Three months of maturation, a hundred hours of outstanding artisanal work, and one final sanding, the wooden work of art, adorned with the stars of its constellation, reaches its point of completion. While its surface is already an invitation to the culinary arts, the piece cannot yet be considered a true Arakuto altar. To become one, its wooden body must be invested with its sacred dimension. It is at this stage that Thierry Forbois will perform Kigoroshi, the ritual of the strike, a short ceremony intended to consecrate the piece.

After the creator of Arakuto withdrew into himself to commune and pay tribute to the tree sacrificed for its wood, he will strike a sledgehammer on a steel punch placed on the maple edge of the future altar. This solemn gesture, which forgives no hesitation, will leave an indelible scar, the mark of a square, image of a piece of wood: the Arakuto emblem. Through this rite of passage, the piece enters the realm of the sacred: from now on, it is an Arakuto altar.

Thus, once each day for three days, the culinary altar shall be anointed with pure linseed oil. Then, on the fourth day, a balm shall be applied unto it — a precious blend of jojoba, coconut, and argan oils, beeswax, and carnauba wax, to which have been added the essential oils of lemon, frankincense, and benzoin.

The Arakuto emblem marking each culinary altar is the result of the impact of a steel punch. A method inspired by a Japanese technique for compressing wood fibers known as Kigoroshi. Used in traditional wood arts and joinery, the term kigoroshi means 'to kill wood.'

The Arakuto emblem marking each culinary altar is the result of the impact of a steel punch. A method inspired by a Japanese technique for compressing wood fibers known as Kigoroshi. Used in traditional wood arts and joinery, the term kigoroshi means 'to kill wood.'

A Sacrifice to Honor

Long before the very concept of culinary altar emerged — this idea that a surface for preparing the plants and animals we consume could become a chosen space for reconnection with oneself and the real, a place where life and sacredness meet daily — long before a first form of altar was shaped from clay by the hands of its creator, before other hands, masters in the art of transfiguring wood, sculpted its body; before a first constellation was inlaid upon it; before the very first ritual of the strike consecrated the wooden work to make it an Arakuto altar: there was… a tree.

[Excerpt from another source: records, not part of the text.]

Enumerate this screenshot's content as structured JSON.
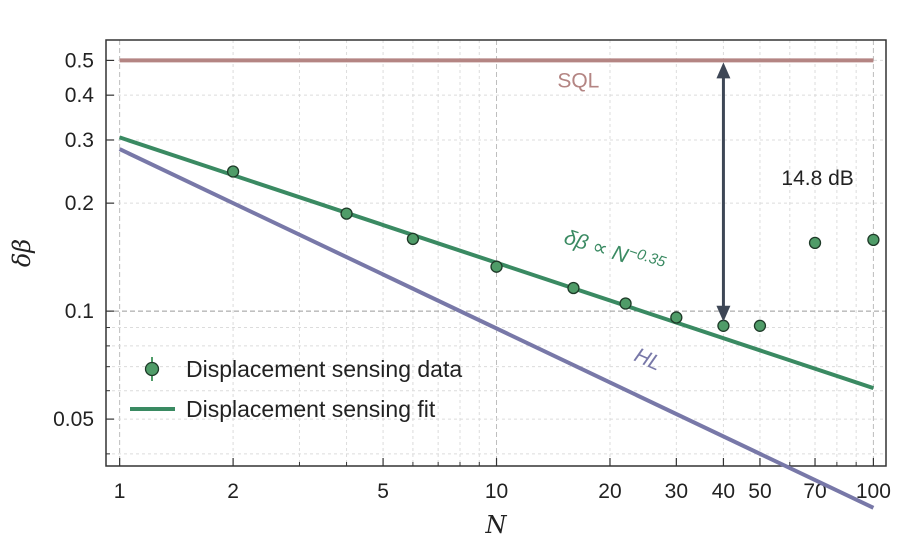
{
  "chart_data": {
    "type": "scatter",
    "xlabel": "N",
    "ylabel": "δβ",
    "xscale": "log",
    "yscale": "log",
    "xlim": [
      0.92,
      108
    ],
    "ylim": [
      0.037,
      0.57
    ],
    "grid": true,
    "legend_placement": "bottom-left",
    "x_ticks": [
      {
        "value": 1,
        "label": "1"
      },
      {
        "value": 2,
        "label": "2"
      },
      {
        "value": 5,
        "label": "5"
      },
      {
        "value": 10,
        "label": "10"
      },
      {
        "value": 20,
        "label": "20"
      },
      {
        "value": 30,
        "label": "30"
      },
      {
        "value": 40,
        "label": "40"
      },
      {
        "value": 50,
        "label": "50"
      },
      {
        "value": 70,
        "label": "70"
      },
      {
        "value": 100,
        "label": "100"
      }
    ],
    "y_ticks": [
      {
        "value": 0.05,
        "label": "0.05"
      },
      {
        "value": 0.1,
        "label": "0.1"
      },
      {
        "value": 0.2,
        "label": "0.2"
      },
      {
        "value": 0.3,
        "label": "0.3"
      },
      {
        "value": 0.4,
        "label": "0.4"
      },
      {
        "value": 0.5,
        "label": "0.5"
      }
    ],
    "series": [
      {
        "name": "Displacement sensing data",
        "kind": "points",
        "color": "#4f9c68",
        "x": [
          2,
          4,
          6,
          10,
          16,
          22,
          30,
          40,
          50,
          70,
          100
        ],
        "y": [
          0.245,
          0.187,
          0.159,
          0.133,
          0.116,
          0.105,
          0.096,
          0.091,
          0.091,
          0.155,
          0.158
        ]
      },
      {
        "name": "Displacement sensing fit",
        "kind": "line",
        "color": "#3a8a62",
        "x": [
          1,
          100
        ],
        "y": [
          0.305,
          0.061
        ]
      },
      {
        "kind": "line",
        "color": "#b48583",
        "x": [
          1,
          100
        ],
        "y": [
          0.5,
          0.5
        ]
      },
      {
        "kind": "line",
        "color": "#7878a8",
        "x": [
          1,
          100
        ],
        "y": [
          0.283,
          0.0283
        ]
      }
    ],
    "annotations": [
      {
        "text": "SQL",
        "color": "#b48583",
        "x": 14.5,
        "y": 0.42
      },
      {
        "text": "14.8 dB",
        "color": "#222222",
        "x": 57,
        "y": 0.225
      },
      {
        "text_prefix": "δβ ∝ N",
        "superscript": "−0.35",
        "color": "#3a8a62",
        "x": 15,
        "y": 0.155,
        "rotate_deg": 18
      },
      {
        "text": "HL",
        "color": "#7878a8",
        "x": 23,
        "y": 0.073,
        "rotate_deg": 24
      }
    ],
    "arrow": {
      "x": 40,
      "y_top": 0.5,
      "y_bottom": 0.091,
      "color": "#3e4756"
    }
  }
}
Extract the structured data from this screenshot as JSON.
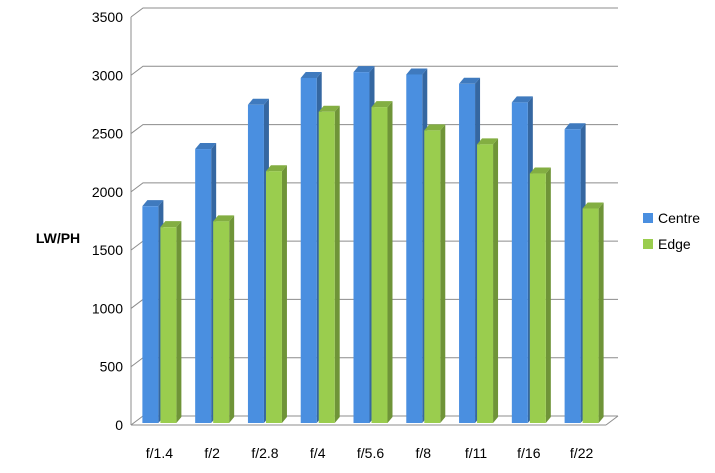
{
  "chart_data": {
    "type": "bar",
    "three_d": true,
    "title": "",
    "xlabel": "",
    "ylabel": "LW/PH",
    "categories": [
      "f/1.4",
      "f/2",
      "f/2.8",
      "f/4",
      "f/5.6",
      "f/8",
      "f/11",
      "f/16",
      "f/22"
    ],
    "series": [
      {
        "name": "Centre",
        "color": "#4A8FE0",
        "values": [
          1860,
          2350,
          2730,
          2960,
          3010,
          2990,
          2910,
          2750,
          2520
        ]
      },
      {
        "name": "Edge",
        "color": "#9ACD4E",
        "values": [
          1680,
          1730,
          2160,
          2670,
          2710,
          2510,
          2390,
          2140,
          1840
        ]
      }
    ],
    "ylim": [
      0,
      3500
    ],
    "yticks": [
      "0",
      "500",
      "1000",
      "1500",
      "2000",
      "2500",
      "3000",
      "3500"
    ],
    "grid": true,
    "legend_position": "right"
  }
}
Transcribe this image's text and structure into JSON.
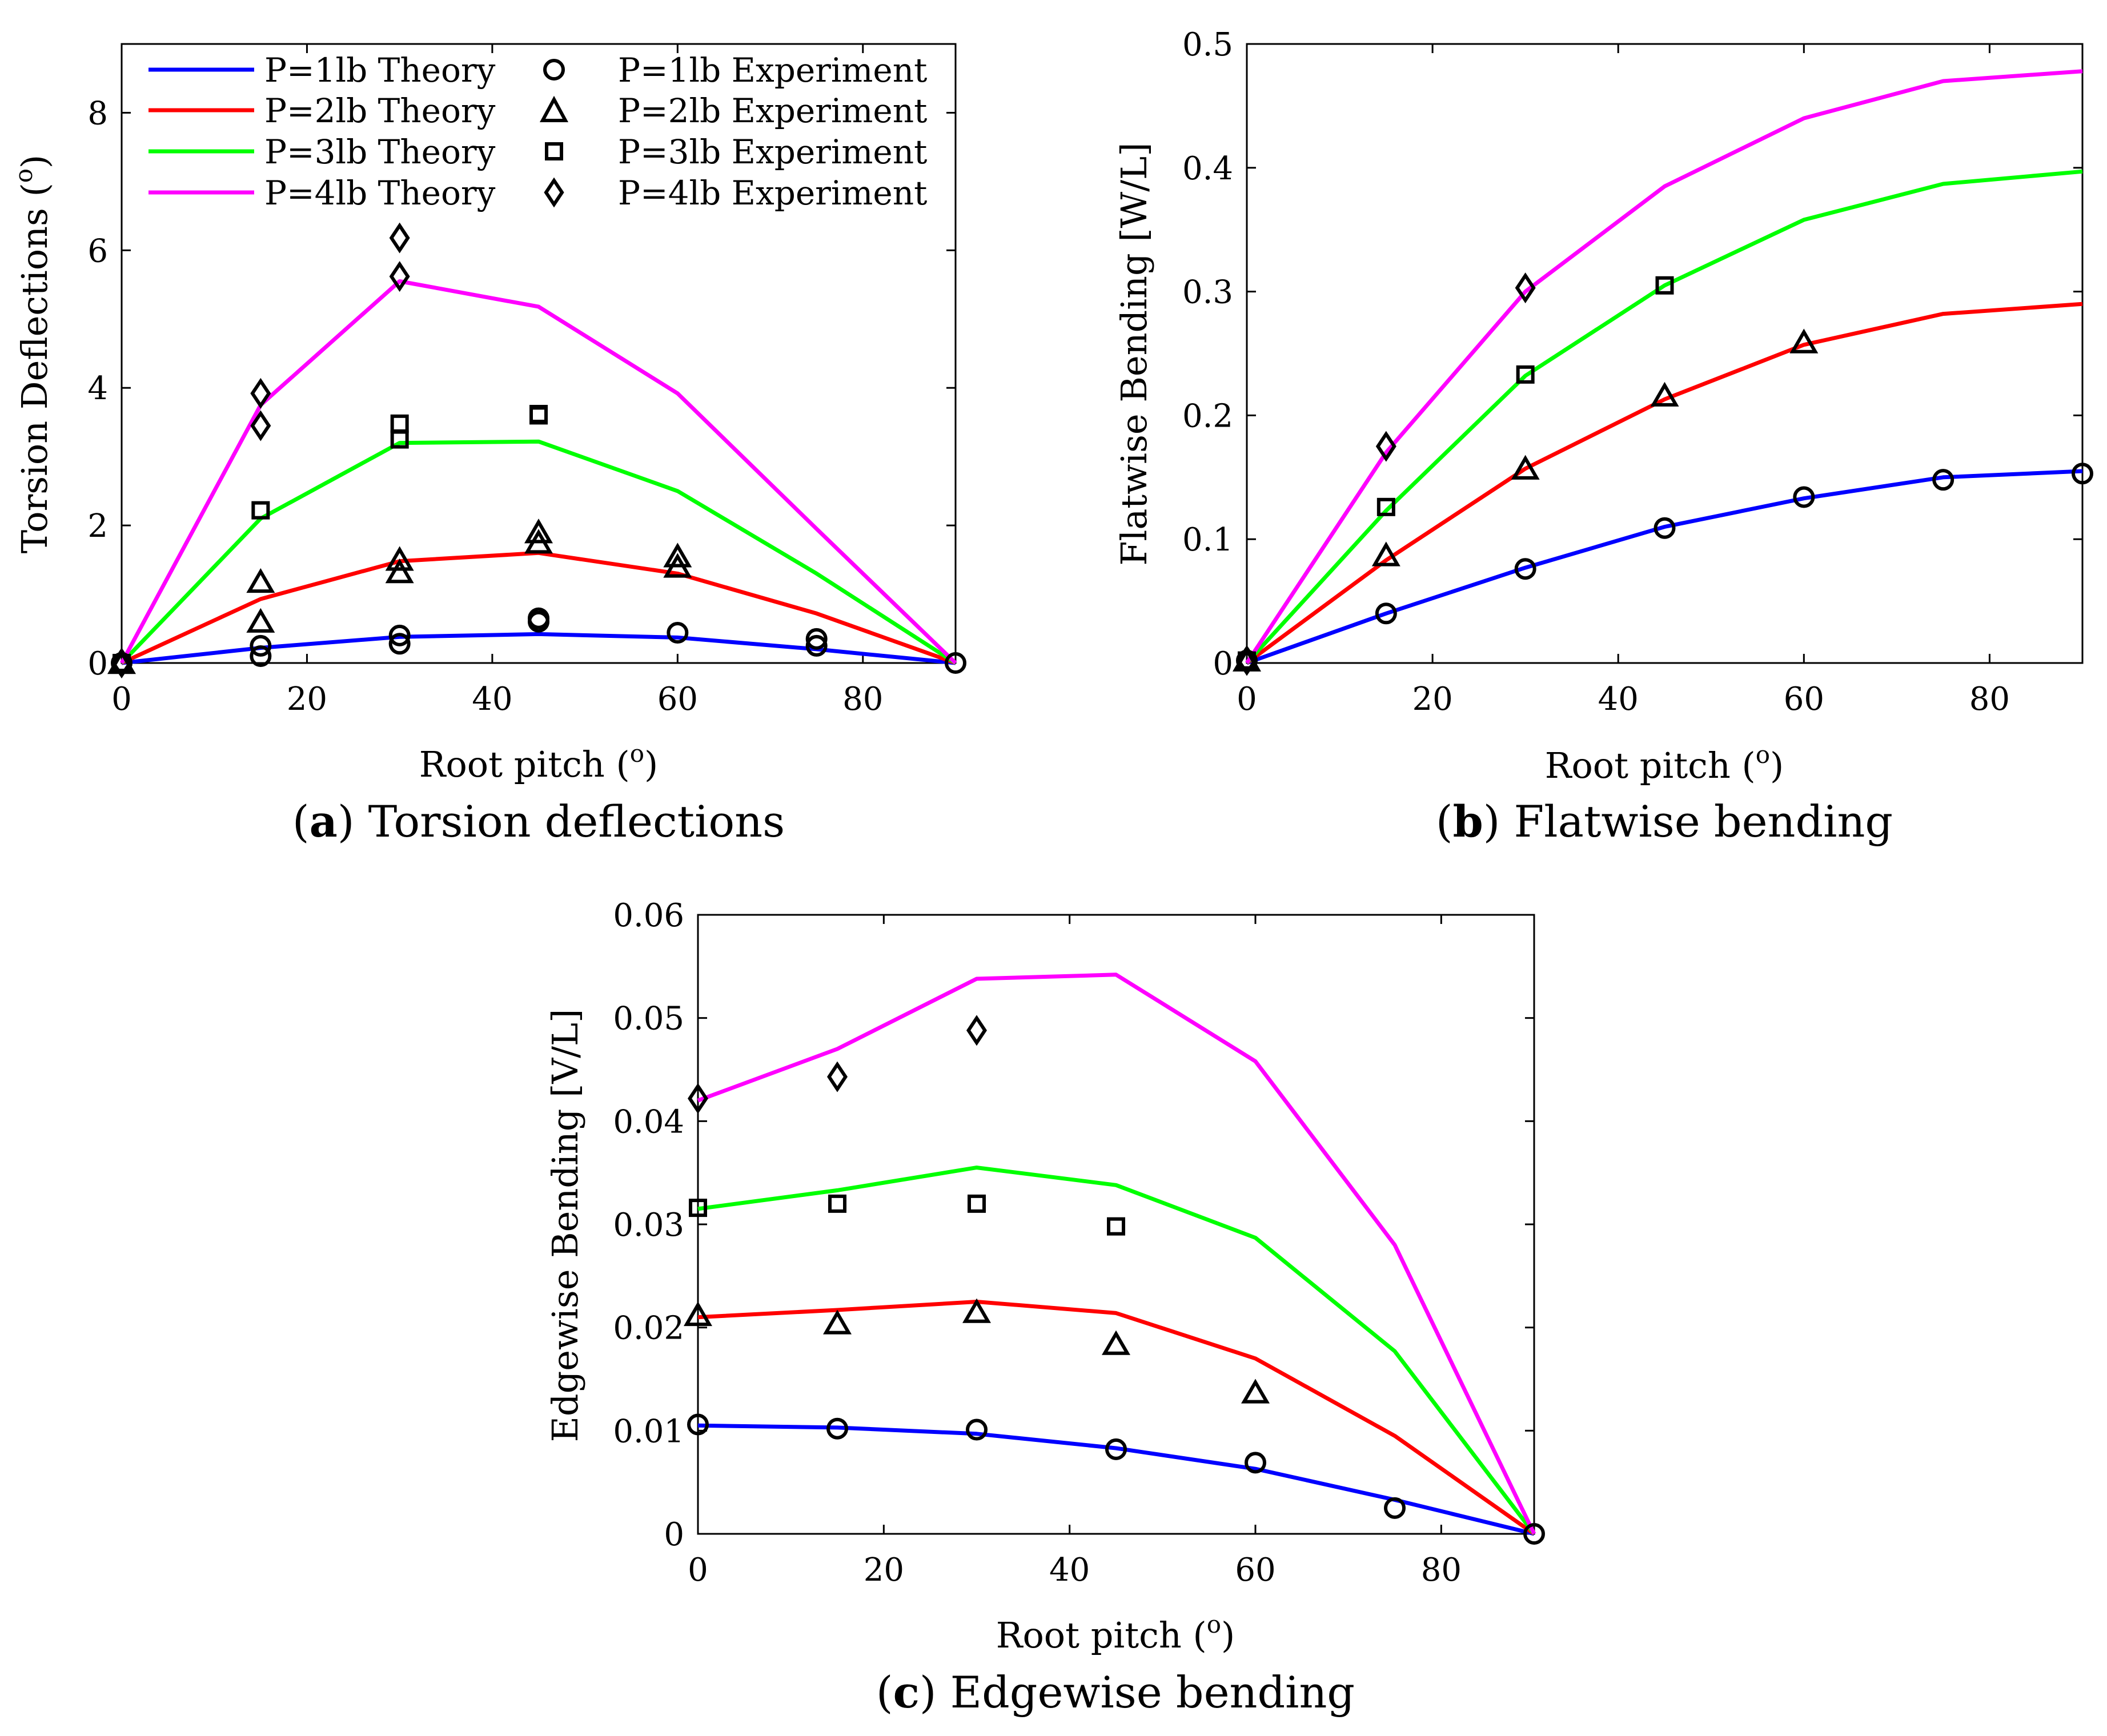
{
  "colors": {
    "p1": "#0000ff",
    "p2": "#ff0000",
    "p3": "#00ff00",
    "p4": "#ff00ff",
    "marker": "#000000"
  },
  "captions": {
    "a_letter": "a",
    "a_text": " Torsion deflections",
    "b_letter": "b",
    "b_text": " Flatwise bending",
    "c_letter": "c",
    "c_text": " Edgewise bending",
    "open_paren": "(",
    "close_paren": ")"
  },
  "legend": {
    "theory": [
      "P=1lb Theory",
      "P=2lb Theory",
      "P=3lb Theory",
      "P=4lb Theory"
    ],
    "experiment": [
      "P=1lb Experiment",
      "P=2lb Experiment",
      "P=3lb Experiment",
      "P=4lb Experiment"
    ],
    "markers": [
      "circle",
      "triangle",
      "square",
      "diamond"
    ],
    "placement": "top-left of panel a"
  },
  "chart_data": [
    {
      "id": "a",
      "type": "line",
      "title": "Torsion deflections",
      "xlabel": "Root pitch (",
      "xlabel_sup": "o",
      "xlabel_end": ")",
      "ylabel": "Torsion Deflections (",
      "ylabel_sup": "o",
      "ylabel_end": ")",
      "xlim": [
        0,
        90
      ],
      "ylim": [
        0,
        9
      ],
      "xticks": [
        0,
        20,
        40,
        60,
        80
      ],
      "xtick_labels": [
        "0",
        "20",
        "40",
        "60",
        "80"
      ],
      "yticks": [
        0,
        2,
        4,
        6,
        8
      ],
      "ytick_labels": [
        "0",
        "2",
        "4",
        "6",
        "8"
      ],
      "theory_x": [
        0,
        15,
        30,
        45,
        60,
        75,
        90
      ],
      "series": [
        {
          "name": "P=1lb Theory",
          "color": "#0000ff",
          "values": [
            0,
            0.22,
            0.38,
            0.42,
            0.37,
            0.2,
            0
          ]
        },
        {
          "name": "P=2lb Theory",
          "color": "#ff0000",
          "values": [
            0,
            0.93,
            1.48,
            1.6,
            1.3,
            0.72,
            0
          ]
        },
        {
          "name": "P=3lb Theory",
          "color": "#00ff00",
          "values": [
            0,
            2.1,
            3.2,
            3.22,
            2.5,
            1.3,
            0
          ]
        },
        {
          "name": "P=4lb Theory",
          "color": "#ff00ff",
          "values": [
            0,
            3.75,
            5.55,
            5.18,
            3.92,
            1.95,
            0
          ]
        }
      ],
      "experiments": [
        {
          "name": "P=1lb Experiment",
          "marker": "circle",
          "points": [
            [
              0,
              0
            ],
            [
              15,
              0.1
            ],
            [
              15,
              0.25
            ],
            [
              30,
              0.28
            ],
            [
              30,
              0.4
            ],
            [
              45,
              0.6
            ],
            [
              45,
              0.65
            ],
            [
              60,
              0.44
            ],
            [
              75,
              0.25
            ],
            [
              75,
              0.35
            ],
            [
              90,
              0
            ]
          ]
        },
        {
          "name": "P=2lb Experiment",
          "marker": "triangle",
          "points": [
            [
              0,
              0
            ],
            [
              15,
              0.6
            ],
            [
              15,
              1.18
            ],
            [
              30,
              1.32
            ],
            [
              30,
              1.5
            ],
            [
              45,
              1.75
            ],
            [
              45,
              1.9
            ],
            [
              60,
              1.4
            ],
            [
              60,
              1.55
            ]
          ]
        },
        {
          "name": "P=3lb Experiment",
          "marker": "square",
          "points": [
            [
              0,
              0
            ],
            [
              15,
              2.22
            ],
            [
              30,
              3.25
            ],
            [
              30,
              3.48
            ],
            [
              45,
              3.6
            ],
            [
              45,
              3.62
            ]
          ]
        },
        {
          "name": "P=4lb Experiment",
          "marker": "diamond",
          "points": [
            [
              0,
              0
            ],
            [
              15,
              3.45
            ],
            [
              15,
              3.92
            ],
            [
              30,
              5.62
            ],
            [
              30,
              6.18
            ]
          ]
        }
      ]
    },
    {
      "id": "b",
      "type": "line",
      "title": "Flatwise bending",
      "xlabel": "Root pitch (",
      "xlabel_sup": "o",
      "xlabel_end": ")",
      "ylabel": "Flatwise Bending [W/L]",
      "xlim": [
        0,
        90
      ],
      "ylim": [
        0,
        0.5
      ],
      "xticks": [
        0,
        20,
        40,
        60,
        80
      ],
      "xtick_labels": [
        "0",
        "20",
        "40",
        "60",
        "80"
      ],
      "yticks": [
        0,
        0.1,
        0.2,
        0.3,
        0.4,
        0.5
      ],
      "ytick_labels": [
        "0",
        "0.1",
        "0.2",
        "0.3",
        "0.4",
        "0.5"
      ],
      "theory_x": [
        0,
        15,
        30,
        45,
        60,
        75,
        90
      ],
      "series": [
        {
          "name": "P=1lb Theory",
          "color": "#0000ff",
          "values": [
            0,
            0.04,
            0.077,
            0.11,
            0.133,
            0.15,
            0.155
          ]
        },
        {
          "name": "P=2lb Theory",
          "color": "#ff0000",
          "values": [
            0,
            0.083,
            0.157,
            0.213,
            0.257,
            0.282,
            0.29
          ]
        },
        {
          "name": "P=3lb Theory",
          "color": "#00ff00",
          "values": [
            0,
            0.123,
            0.232,
            0.305,
            0.358,
            0.387,
            0.397
          ]
        },
        {
          "name": "P=4lb Theory",
          "color": "#ff00ff",
          "values": [
            0,
            0.17,
            0.3,
            0.385,
            0.44,
            0.47,
            0.478
          ]
        }
      ],
      "experiments": [
        {
          "name": "P=1lb Experiment",
          "marker": "circle",
          "points": [
            [
              0,
              0.002
            ],
            [
              15,
              0.04
            ],
            [
              30,
              0.076
            ],
            [
              45,
              0.109
            ],
            [
              60,
              0.134
            ],
            [
              75,
              0.148
            ],
            [
              90,
              0.153
            ]
          ]
        },
        {
          "name": "P=2lb Experiment",
          "marker": "triangle",
          "points": [
            [
              0,
              0.002
            ],
            [
              15,
              0.087
            ],
            [
              30,
              0.157
            ],
            [
              45,
              0.216
            ],
            [
              60,
              0.259
            ]
          ]
        },
        {
          "name": "P=3lb Experiment",
          "marker": "square",
          "points": [
            [
              0,
              0.002
            ],
            [
              15,
              0.126
            ],
            [
              30,
              0.233
            ],
            [
              45,
              0.305
            ]
          ]
        },
        {
          "name": "P=4lb Experiment",
          "marker": "diamond",
          "points": [
            [
              0,
              0.002
            ],
            [
              15,
              0.175
            ],
            [
              30,
              0.303
            ]
          ]
        }
      ]
    },
    {
      "id": "c",
      "type": "line",
      "title": "Edgewise bending",
      "xlabel": "Root pitch (",
      "xlabel_sup": "o",
      "xlabel_end": ")",
      "ylabel": "Edgewise Bending [V/L]",
      "xlim": [
        0,
        90
      ],
      "ylim": [
        0,
        0.06
      ],
      "xticks": [
        0,
        20,
        40,
        60,
        80
      ],
      "xtick_labels": [
        "0",
        "20",
        "40",
        "60",
        "80"
      ],
      "yticks": [
        0,
        0.01,
        0.02,
        0.03,
        0.04,
        0.05,
        0.06
      ],
      "ytick_labels": [
        "0",
        "0.01",
        "0.02",
        "0.03",
        "0.04",
        "0.05",
        "0.06"
      ],
      "theory_x": [
        0,
        15,
        30,
        45,
        60,
        75,
        90
      ],
      "series": [
        {
          "name": "P=1lb Theory",
          "color": "#0000ff",
          "values": [
            0.0105,
            0.0103,
            0.0097,
            0.0083,
            0.0063,
            0.0033,
            0
          ]
        },
        {
          "name": "P=2lb Theory",
          "color": "#ff0000",
          "values": [
            0.021,
            0.0217,
            0.0225,
            0.0214,
            0.017,
            0.0095,
            0
          ]
        },
        {
          "name": "P=3lb Theory",
          "color": "#00ff00",
          "values": [
            0.0315,
            0.0333,
            0.0355,
            0.0338,
            0.0287,
            0.0177,
            0
          ]
        },
        {
          "name": "P=4lb Theory",
          "color": "#ff00ff",
          "values": [
            0.042,
            0.047,
            0.0538,
            0.0542,
            0.0458,
            0.028,
            0
          ]
        }
      ],
      "experiments": [
        {
          "name": "P=1lb Experiment",
          "marker": "circle",
          "points": [
            [
              0,
              0.0106
            ],
            [
              15,
              0.0102
            ],
            [
              30,
              0.0101
            ],
            [
              45,
              0.0082
            ],
            [
              60,
              0.0069
            ],
            [
              75,
              0.0025
            ],
            [
              90,
              0
            ]
          ]
        },
        {
          "name": "P=2lb Experiment",
          "marker": "triangle",
          "points": [
            [
              0,
              0.0212
            ],
            [
              15,
              0.0204
            ],
            [
              30,
              0.0215
            ],
            [
              45,
              0.0184
            ],
            [
              60,
              0.0137
            ]
          ]
        },
        {
          "name": "P=3lb Experiment",
          "marker": "square",
          "points": [
            [
              0,
              0.0316
            ],
            [
              15,
              0.032
            ],
            [
              30,
              0.032
            ],
            [
              45,
              0.0298
            ]
          ]
        },
        {
          "name": "P=4lb Experiment",
          "marker": "diamond",
          "points": [
            [
              0,
              0.0422
            ],
            [
              15,
              0.0443
            ],
            [
              30,
              0.0488
            ]
          ]
        }
      ]
    }
  ]
}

The life of a tree.

A life that began a hundred years ago, at the heart of a North American forest, when a majestic maple, swayed by a late spring breeze, released one of its samaras. The winged seed swirled for a moment before settling on a small patch of warm earth, where it nestled in. The seed became a sprout. Then a seedling. Before its slender stem was cloaked in a thin skin of bark. From one spring to the next, the little tree gained girth and height. And for decades, far from the stirrings of the human world, unaware of wars and revolutions, it continued its slow ascent toward the sun, stretching its roots into the unseen depths of the earth. It endured the bites of winter, the snows and freezing rains, braved the summer fumes from fires that ravaged stretches of nearby forests, spared by the luck of the winds, or by fate. After a century, the maple had become a pillar of its kind, a living guardian offering shade, shelter, and sustenance to countless lives.

Until the day when forest workers, reaching the foot of this centuries-old maple, deemed it ready to be harvested. They methodically sawed it down, putting an end to its life as a tree. Its wood, considered to be of the highest quality, would be destined for fine woodworking. It would become furniture, toys, musical instruments, objects of art or utility...

Caught in the rush of our modern lives, it rarely crosses our minds that our existence comes at the cost of other beings — animals, plants, trees… We know this, though it is easy to ignore: to live, we must take life. To live, we must kill.

Accepting this truth, and recognizing that shortening the life of another being to extend our own is no trivial act, allows us to see the necessity of death through the lens of sacrifice. For it is not death that defines sacrifice, but the value we place on the life that is taken. Only what we hold dear can truly be called a sacrifice. And what we hold dear is, by its very nature, sacred.

Thus, every time we realize that our life depends on the lives of beings whose existence we shorten, and every time we honor their sacrifice — with a sincere thought, a sense of respect, or a gesture of gratitude — we renew our ancient bond with the living world, reconcile our soul with the soul of the world, and become worthy of the 'species apart' status we claim to hold in the hierarchy of life. In doing so, we restore, in our daily lives, the sense we had lost — the sense that defines our humanity: the sense of the sacred. Therein lies the raison d'être and the true spirit of an Arakuto altar.